La complejidad de la contradicción interna del hombre, es colectiva y se transforma en guerras por decisión de la política. Entonces es un desafío de la política. Aquel que no intervenga en la política no conseguirá la paz, solo será un virtuoso y loable manifestante que hace conciencia pero no maneja directamente la acción.
Por ser sapiens estamos genéticamente marcados pero no condenados. Justamente nuestra mayor capacidad cerebral nos posibilita resolver aquello a lo que no está obligado el chimpancé. Elaborar ideas no es reducir el presupuesto de las políticas de defensa, sino cambiar la política.

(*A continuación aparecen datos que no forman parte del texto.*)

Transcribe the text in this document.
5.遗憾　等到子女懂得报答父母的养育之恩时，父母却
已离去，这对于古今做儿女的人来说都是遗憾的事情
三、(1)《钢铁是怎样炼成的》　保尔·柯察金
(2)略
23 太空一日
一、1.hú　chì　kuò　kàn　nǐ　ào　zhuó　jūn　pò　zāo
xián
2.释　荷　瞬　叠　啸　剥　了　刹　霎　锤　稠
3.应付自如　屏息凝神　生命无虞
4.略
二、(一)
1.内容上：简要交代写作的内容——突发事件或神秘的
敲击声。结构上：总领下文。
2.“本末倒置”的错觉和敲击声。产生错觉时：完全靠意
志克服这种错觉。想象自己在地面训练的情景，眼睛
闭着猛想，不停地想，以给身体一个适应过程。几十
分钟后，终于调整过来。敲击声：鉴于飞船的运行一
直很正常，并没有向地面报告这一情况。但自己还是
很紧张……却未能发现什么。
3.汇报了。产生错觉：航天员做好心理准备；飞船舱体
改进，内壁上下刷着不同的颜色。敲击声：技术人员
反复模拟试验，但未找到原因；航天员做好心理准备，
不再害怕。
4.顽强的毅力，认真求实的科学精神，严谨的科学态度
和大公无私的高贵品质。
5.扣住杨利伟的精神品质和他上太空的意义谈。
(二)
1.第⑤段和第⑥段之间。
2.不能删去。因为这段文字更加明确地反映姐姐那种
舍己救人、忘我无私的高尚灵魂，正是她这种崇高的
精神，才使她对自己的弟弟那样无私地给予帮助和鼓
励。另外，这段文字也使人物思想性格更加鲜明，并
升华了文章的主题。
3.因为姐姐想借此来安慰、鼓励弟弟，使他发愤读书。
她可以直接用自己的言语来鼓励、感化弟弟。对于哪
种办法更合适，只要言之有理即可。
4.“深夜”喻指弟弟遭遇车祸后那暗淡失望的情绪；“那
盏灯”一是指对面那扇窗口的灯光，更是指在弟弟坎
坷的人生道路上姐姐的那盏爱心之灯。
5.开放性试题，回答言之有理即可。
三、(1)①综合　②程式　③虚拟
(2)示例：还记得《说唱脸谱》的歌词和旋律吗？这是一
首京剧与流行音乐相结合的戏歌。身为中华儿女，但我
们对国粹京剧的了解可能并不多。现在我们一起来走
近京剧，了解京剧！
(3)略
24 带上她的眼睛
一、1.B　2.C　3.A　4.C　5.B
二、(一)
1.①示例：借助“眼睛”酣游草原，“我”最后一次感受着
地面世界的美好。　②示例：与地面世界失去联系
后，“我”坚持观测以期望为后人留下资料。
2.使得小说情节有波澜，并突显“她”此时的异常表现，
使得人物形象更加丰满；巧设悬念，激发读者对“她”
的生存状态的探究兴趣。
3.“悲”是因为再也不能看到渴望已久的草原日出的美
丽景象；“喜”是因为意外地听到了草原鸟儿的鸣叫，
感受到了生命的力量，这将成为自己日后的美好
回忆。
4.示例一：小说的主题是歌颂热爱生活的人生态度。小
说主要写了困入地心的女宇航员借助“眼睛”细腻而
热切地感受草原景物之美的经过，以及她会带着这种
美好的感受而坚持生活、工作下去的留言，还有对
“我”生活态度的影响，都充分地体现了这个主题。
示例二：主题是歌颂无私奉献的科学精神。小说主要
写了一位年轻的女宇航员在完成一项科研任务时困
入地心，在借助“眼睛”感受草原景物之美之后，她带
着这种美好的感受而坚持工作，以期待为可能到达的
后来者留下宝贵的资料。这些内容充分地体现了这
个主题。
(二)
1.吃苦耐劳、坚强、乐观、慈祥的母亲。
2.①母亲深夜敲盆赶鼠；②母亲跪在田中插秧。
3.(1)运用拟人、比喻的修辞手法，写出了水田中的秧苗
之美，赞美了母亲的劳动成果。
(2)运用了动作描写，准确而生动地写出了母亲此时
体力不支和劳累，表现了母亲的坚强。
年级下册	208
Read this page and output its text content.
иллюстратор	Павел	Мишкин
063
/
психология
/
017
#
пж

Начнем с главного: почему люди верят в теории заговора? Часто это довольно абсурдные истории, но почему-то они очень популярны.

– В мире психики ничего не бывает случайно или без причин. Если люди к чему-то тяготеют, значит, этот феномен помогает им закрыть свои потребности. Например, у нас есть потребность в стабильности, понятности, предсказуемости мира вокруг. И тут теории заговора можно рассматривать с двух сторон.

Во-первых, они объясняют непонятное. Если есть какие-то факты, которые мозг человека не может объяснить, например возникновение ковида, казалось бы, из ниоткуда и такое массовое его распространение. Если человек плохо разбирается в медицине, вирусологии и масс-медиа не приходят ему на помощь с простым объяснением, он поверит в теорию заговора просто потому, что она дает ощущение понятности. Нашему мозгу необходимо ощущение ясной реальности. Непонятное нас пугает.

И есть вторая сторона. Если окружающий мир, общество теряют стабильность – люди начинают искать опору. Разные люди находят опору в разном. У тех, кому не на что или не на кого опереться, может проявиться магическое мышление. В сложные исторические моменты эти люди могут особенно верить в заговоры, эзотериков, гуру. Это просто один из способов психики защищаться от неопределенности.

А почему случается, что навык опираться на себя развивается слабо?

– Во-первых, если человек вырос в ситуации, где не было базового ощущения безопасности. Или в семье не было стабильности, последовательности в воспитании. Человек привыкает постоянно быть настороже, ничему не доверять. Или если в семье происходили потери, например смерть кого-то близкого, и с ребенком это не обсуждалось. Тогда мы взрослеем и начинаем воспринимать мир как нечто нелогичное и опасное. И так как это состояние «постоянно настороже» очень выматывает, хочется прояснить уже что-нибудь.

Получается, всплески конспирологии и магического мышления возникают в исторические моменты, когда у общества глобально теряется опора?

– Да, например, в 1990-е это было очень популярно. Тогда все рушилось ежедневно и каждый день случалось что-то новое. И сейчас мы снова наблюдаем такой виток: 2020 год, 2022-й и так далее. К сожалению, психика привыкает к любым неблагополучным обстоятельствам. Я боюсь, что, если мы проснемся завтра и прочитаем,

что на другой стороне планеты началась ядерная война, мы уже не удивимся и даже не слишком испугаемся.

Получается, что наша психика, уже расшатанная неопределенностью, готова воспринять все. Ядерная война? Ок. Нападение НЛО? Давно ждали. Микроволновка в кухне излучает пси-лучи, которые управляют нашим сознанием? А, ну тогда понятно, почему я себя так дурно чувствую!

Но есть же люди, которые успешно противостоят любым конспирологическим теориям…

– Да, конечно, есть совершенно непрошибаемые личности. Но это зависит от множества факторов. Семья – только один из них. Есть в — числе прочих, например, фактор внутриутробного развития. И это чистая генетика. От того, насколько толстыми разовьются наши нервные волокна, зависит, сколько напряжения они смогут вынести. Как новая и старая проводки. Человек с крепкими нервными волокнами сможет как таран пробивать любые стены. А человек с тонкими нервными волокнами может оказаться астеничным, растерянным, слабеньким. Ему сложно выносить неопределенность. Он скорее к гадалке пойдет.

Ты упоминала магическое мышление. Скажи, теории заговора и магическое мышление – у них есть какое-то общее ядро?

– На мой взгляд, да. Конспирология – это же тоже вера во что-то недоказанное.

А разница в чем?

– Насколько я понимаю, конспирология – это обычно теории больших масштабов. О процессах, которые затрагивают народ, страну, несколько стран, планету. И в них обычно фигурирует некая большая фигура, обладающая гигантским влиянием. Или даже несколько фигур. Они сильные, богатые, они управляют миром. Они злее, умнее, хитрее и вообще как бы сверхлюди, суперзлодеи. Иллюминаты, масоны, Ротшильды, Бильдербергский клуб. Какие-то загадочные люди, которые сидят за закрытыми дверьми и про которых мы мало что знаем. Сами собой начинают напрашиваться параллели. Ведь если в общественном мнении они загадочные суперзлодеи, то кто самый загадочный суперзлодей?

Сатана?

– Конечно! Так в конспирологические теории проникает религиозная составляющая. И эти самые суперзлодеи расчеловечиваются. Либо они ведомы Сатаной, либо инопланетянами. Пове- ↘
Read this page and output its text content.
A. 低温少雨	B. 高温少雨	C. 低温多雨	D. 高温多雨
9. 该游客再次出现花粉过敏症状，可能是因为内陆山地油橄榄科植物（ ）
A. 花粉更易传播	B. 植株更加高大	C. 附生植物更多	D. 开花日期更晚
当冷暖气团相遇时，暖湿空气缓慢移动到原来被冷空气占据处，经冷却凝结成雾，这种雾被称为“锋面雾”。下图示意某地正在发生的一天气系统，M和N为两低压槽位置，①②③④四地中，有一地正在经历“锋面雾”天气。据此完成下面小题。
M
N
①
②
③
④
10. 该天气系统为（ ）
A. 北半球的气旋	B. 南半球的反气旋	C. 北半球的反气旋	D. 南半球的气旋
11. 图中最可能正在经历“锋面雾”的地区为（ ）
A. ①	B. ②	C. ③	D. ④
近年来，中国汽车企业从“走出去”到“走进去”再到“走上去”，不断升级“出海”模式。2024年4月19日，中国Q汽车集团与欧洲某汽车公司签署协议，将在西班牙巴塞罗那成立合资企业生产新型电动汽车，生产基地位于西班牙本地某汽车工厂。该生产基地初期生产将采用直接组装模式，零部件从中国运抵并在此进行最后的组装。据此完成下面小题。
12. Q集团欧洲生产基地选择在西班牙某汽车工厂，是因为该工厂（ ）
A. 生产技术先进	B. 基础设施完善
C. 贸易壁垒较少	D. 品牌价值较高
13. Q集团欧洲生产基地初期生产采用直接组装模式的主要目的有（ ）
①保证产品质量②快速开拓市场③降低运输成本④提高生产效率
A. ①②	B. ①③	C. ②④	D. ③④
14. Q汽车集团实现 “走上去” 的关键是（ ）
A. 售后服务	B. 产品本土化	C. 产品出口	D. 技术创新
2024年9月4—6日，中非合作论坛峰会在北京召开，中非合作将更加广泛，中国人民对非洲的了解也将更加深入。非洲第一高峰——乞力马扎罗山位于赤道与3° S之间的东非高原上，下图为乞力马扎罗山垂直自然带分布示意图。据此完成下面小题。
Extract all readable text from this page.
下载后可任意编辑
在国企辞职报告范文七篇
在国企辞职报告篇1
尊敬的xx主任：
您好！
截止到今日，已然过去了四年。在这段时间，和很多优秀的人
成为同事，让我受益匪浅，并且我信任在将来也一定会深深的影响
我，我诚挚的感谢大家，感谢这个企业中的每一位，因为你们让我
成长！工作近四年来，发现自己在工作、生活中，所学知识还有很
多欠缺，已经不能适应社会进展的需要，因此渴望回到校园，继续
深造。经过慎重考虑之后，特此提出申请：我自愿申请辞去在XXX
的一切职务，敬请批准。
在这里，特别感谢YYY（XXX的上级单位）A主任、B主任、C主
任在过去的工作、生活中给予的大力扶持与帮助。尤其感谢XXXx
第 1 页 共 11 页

Soy optimista viendo el paradigma más armónico que se desarrolla en los últimos 50 años y que es cada vez más sistémico y menos episódico. Más presión social obliga a la política a más control. No es lo mismo el juicio de Nuremberg que la Corte Penal Internacional. Hoy es más complicado ser dictador. No es tan fácil ser genocida. Pero los hay. Hoy ni siquiera matar elefantes o rinocerontes se puede hacer en secreto. Las migraciones no se resuelven a sangre y fuego. Pero aumentan peligrosos nacionalismos. El optimismo no es lineal. La política es presionada a conceder derechos ausentes de cualquier programa de hace solo 20 años.
Cobran fuerza valiosos movimientos, inimaginados, que llegan incluso a veces a la injusticia y al belicismo en su pasión por derechos justos. En general la política va detrás de ellos y a menudo lo hace por oportunismo y no por convicción.
Pero la política es la que fija las reglas del juego y no los buenos deseos.
Lo malo es que importantes movimientos sociales creen que participar en política es traicionar sus valores, rendirse a los juegos tradicionales del poder corrupto que combaten. Entonces dejan que las reglas del juego las fijen aquellos que reproducen el mismo mundo. Pues casi todo lo que se norma pasa por la política.
Por eso vale tanto que se sumen a la política esos movimientos que buscan mejorar la humanidad por fuera de la política; que participen dentro de ella en vez de autogozarse en denostarla. Controlar nuestro gen guerrero colectivo requiere que hagan política los que miran al ser humano integral. Los que leen más de filosofía que estadísticas. Que funden partidos o los transformen aquellos que practican el arte como forma de acercarse a si mismos, los que meditan, los que buscan ser mejores persona.
No habrá cambios en los ciclos guerra y paz si no hacen política aquellos que, con razón, han despreciado tanto a la política. Ojalá influyeran en ella los que buscan conocerse a si mismos, en grupos que hace un siglo se ocultaban en el esoterismo. Todos ellos, pueden ser determinantes para cambiar la política acercándola al nuevo paradigma. Así asumiríamos nuestra condición de sapiens al servicio de lo que buscamos.